"Abschiebungen sind ein Suizidprogramm"
Es sind harte Worte, die Rechtsanwalt Gunter Christ über die Folgen der Abschiebungen nach Afghanistan sagt: "Ich denke, dass die Suizidgefahr dramatisch zugenommen hat. Es gibt immer mehr, die in Kliniken eingewiesen werden. Insofern ist es eine Art Suizidprogramm."
Die Realität in den Flüchtlingsheimen gibt dem Anwalt für Asylrecht leider Recht. Eine ehrenamtliche Helferin aus Haar klagt: "Die Afghanen bekommen alle negative Bescheide. In den Unterkünften geht die Angst um, denn die Asylbewerber stehen unter einem extrem hohen Druck."
Am Samstag hat ein 20-jähriger Afghane aus Haar diesen Druck nicht mehr ausgehalten. Nachdem er auf der Post die Ablehnung seines Asylantrags in Empfang genommen hatte, wartete er an den Gleisen den nächsten ICE ab.
Er hätte gegen die Ablehnung Widerspruch einlegen können, denn es war sein erster negativer Bescheid. "Aber er hat das psychisch nicht mehr durchgehalten", sagt die Ehrenamtlerin.
"Er hatte eine unvorstellbare Angst davor, zurückkehren zu müssen"
Vor 19 Monaten war er aus der Provinz Kandahar gekommen. Der junge Afghane muss Schreckliches gesehen und erlebt haben. "Er war traumatisiert und schwer depressiv. Er hatte eine unvorstellbare Angst davor, zurückkehren zu müssen", sagt die Helferin.

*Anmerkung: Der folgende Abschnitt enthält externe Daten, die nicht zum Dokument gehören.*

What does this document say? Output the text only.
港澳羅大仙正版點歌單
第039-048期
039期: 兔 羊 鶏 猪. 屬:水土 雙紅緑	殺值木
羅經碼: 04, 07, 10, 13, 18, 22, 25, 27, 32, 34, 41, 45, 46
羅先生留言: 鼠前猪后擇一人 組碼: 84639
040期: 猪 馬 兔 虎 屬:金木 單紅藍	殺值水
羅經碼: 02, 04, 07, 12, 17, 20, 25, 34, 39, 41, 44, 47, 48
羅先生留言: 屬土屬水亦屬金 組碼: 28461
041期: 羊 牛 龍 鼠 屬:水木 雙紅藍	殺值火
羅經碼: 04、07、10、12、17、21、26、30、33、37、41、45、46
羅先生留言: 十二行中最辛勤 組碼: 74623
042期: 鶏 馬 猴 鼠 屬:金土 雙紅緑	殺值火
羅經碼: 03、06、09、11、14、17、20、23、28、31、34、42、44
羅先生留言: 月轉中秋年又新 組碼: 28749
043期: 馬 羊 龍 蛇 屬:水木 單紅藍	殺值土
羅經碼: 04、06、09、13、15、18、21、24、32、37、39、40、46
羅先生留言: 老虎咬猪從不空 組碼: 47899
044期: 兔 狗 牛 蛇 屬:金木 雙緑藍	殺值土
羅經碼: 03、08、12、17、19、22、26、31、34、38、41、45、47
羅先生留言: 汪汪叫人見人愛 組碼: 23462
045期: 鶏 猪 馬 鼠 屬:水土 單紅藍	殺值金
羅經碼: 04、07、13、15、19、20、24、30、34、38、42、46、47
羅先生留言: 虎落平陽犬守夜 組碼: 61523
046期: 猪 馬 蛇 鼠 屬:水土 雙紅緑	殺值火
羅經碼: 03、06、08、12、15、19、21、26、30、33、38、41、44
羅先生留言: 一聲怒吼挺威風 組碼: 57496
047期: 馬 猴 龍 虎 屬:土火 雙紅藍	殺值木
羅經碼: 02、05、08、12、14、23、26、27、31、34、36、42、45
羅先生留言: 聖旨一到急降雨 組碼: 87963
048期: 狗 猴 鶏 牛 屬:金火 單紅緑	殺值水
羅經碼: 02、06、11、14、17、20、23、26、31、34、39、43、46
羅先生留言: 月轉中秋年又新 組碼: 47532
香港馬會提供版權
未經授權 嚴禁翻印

Deshalb lernte er in seinen ersten Monaten in Deutschland täglich vier bis fünf Stunden Deutsch – allein, weil er keinen Kursplatz hatte. Zuletzt ging er auf eine Schule, die ihn auf eine Ausbildung vorbereitete. Er träumte davon, Automechaniker zu werden. "Wir Helfer mussten in den letzten Wochen beobachten, dass er sich mehr und mehr zurückgezogen hat. Es ging ihm immer schlechter", sagt die Helferin.
Sie, die anderen Ehrenamtler und die Mitarbeiter in der Flüchtlingsunterkunft reiben sich auf für die Asylbewerber. Doch immer wieder scheitern sie an der Politik. "Die rigide Abschiebepolitik von de Maizière hat ihn umgebracht", sagt die Helferin.
Am Montagabend soll auch ein Mann aus Mühldorf abgeschoben werden. Er ist mit einer Deutschen liiert, die Heirat scheiterte an fehlenden Papieren aus Afghanistan. Der Mann schnitt sich am Freitag die Handgelenke auf und trank eine chlorhaltige Lösung. Heute soll er aus der Psychiatrie entlassen und nach Afghanistan geflogen werden. Auch ein zweiter in Mühldorf untergebrachter Flüchtling versuchte, sich aus Angst vor der Abschiebung das Leben zu nehmen. Er sitzt heute Abend ebenfalls im Flieger.